Using Trace,
Trace[x = Range[10]; { i, x[[i]] } /. i -> 5]
we will see that the error comes from Mathematica trying to evaluate
{1,2,3,4,5,6,7,8,9,10}[[i]]
As you pointed out, the error message is harmless in this case. If you want Mathematica to substitute first, you can use Hold and ReleaseHold:
x = Range[10];
ReleaseHold[Hold[{i, x[[i]]}] /. i -> 5]
which prevents the evaluation of {i, x[[i]]} until the Hold is released. The output is the same, but now without the error message:
{5,5}
The existing answers explain why you are getting this error and how to get around it, and along the way explain something very useful about how evaluation works in Mathematica.
I would like to suggest some alternatives to get the output you want. Assume x=Range[10] as in your question.

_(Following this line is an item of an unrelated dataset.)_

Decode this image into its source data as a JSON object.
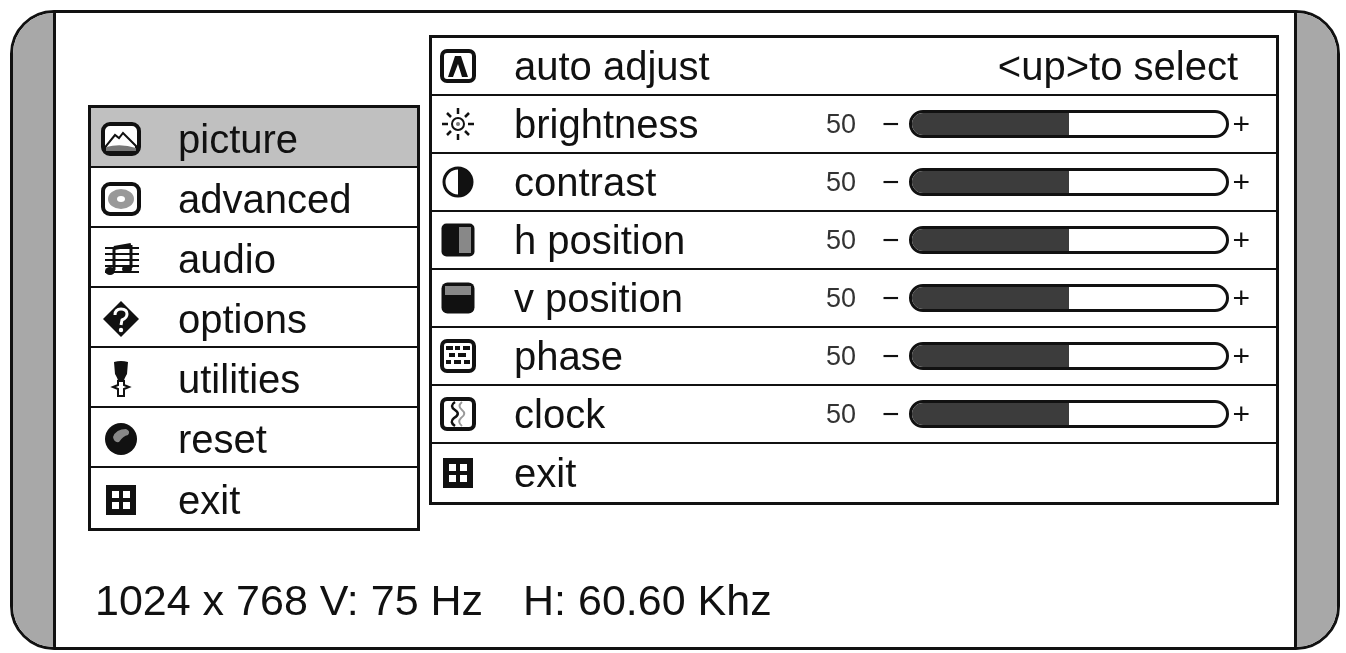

Firstly, you could try setting i to be a local constant using With:
With[{i = 5}, {i, x[[i]]}]
{5, 5}
Secondly, you could try using a pure function:
{#, x[[#]]} &@ 5
{5, 5}
Whether you would prefer to use one of these alternative methods depends on the nature of the larger problem you are working on.
Since this gives the correct answer in spite of the message, you could just use Quiet:
x = Range[10];
Quiet[{i, x[[i]]} /. i -> 5]
{5, 5}
As stated several times this is the result of Mathematica evaluating x[[i]], just as the error message told you. Also, you can click the >> at the end of the message to get some more information.
You can do this operation in a number of ways, one of the best being With as Verbeia shows.
With only allows you to replace symbols however. If you need to match patterns I suggest that you use Unevaluated:
x = Range[7, 11];
Unevaluated[ {3 + 3, x[[1]]} ] /. _Integer -> 5
{10, 11}
Here both 3 and 1 were replaced with 5 because they match the pattern _Integer and this was done before evaluation (or you would get {6, 7}).